Neubauer's solar research and contributions also were applied to plant research. He helped develop, refine and improve a sun tracking greenhouse for experiments. This phytotron increased solar gain and improved solar control for experimental purposes.

== Structural engineering ==
Neubauer is perhaps best known for his work on strength formulas and methods of calculation.

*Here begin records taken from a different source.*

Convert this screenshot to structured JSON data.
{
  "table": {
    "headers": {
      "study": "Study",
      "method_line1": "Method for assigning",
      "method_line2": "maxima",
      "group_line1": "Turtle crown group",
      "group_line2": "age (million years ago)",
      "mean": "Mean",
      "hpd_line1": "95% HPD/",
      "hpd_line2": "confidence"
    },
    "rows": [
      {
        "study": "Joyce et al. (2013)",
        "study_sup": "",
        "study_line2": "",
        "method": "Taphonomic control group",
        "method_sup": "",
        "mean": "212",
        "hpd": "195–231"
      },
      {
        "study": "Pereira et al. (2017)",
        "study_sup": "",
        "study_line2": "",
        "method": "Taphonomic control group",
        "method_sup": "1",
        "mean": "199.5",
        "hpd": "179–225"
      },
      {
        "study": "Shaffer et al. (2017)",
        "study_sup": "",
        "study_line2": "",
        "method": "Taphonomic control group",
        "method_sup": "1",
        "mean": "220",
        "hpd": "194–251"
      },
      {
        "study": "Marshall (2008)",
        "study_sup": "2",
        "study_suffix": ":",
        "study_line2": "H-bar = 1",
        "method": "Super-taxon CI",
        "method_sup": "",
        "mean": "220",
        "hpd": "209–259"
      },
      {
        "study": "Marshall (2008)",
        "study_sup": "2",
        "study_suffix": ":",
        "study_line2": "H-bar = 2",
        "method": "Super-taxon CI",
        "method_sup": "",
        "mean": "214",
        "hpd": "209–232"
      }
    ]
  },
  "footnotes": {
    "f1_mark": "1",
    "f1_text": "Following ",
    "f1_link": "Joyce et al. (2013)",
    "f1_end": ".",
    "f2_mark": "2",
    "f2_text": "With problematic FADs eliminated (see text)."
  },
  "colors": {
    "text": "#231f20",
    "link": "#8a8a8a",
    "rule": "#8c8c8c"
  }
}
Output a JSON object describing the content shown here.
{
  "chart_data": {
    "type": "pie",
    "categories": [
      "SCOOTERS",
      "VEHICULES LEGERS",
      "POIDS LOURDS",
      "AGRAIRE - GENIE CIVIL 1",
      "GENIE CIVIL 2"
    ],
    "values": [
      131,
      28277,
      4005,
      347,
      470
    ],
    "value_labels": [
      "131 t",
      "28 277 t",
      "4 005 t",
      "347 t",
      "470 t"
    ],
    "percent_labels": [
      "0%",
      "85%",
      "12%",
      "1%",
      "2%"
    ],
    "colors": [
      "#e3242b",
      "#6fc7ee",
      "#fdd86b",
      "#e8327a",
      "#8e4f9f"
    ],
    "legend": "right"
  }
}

His contributions also included a range of other formulas and methods for calculation These included papers on the use of computers in column design, systematic analysis of column design and wood-frame construction issues and a confirmation of the value of the cubic Rankine-Gordon method for shorter columns.

His interests also included more sustainable building materials including adobe, rammed earth, and sawdust concrete.

==Publications==
- Neubauer, L. W. (1980). "Temperature control by passive solar house design in California"
- Neubauer, L. W. (1972). "Orientation and insulation: model versus prototype"
- Neubauer, L. W. (1972). "Optimum alleviation of solar stress on model buildings"
- Neubauer, L. W. (1972). "Shapes and orientation of houses for natural cooling"
- Neubauer, L. W. (1968). "Effect of shape of building on interior air temperature"
- Neubauer, L. W. (1966). "Solar radiation control for small exposed houses"
- Neubauer, L. W. (1965). "Diurnal radiant exchange with the sky dome"
- Neubauer, L. W. (1965). "Shading devices to limit solar heat gain but increase cold sky radiation"
- Neubauer, L. W. (1964). "Temperature control of solar radiation on roof surfaces"
- Cramer, R. D. (1959). "Summer heat control for small homes"
- Cramer, R. D. (1958). "Solar radiant gains through directional glass exposure"
- Neubauer, L. W. (1958). "Control of solar radiation"
- Neubauer, L. W. (1958). "Temperature control for houses"
- Everson, G. J. (1956). "Environmental influence on orientation and house design to improve living comfort"

==Personal==
Neubauer married Lorraine Prentice in 1926. They had one daughter.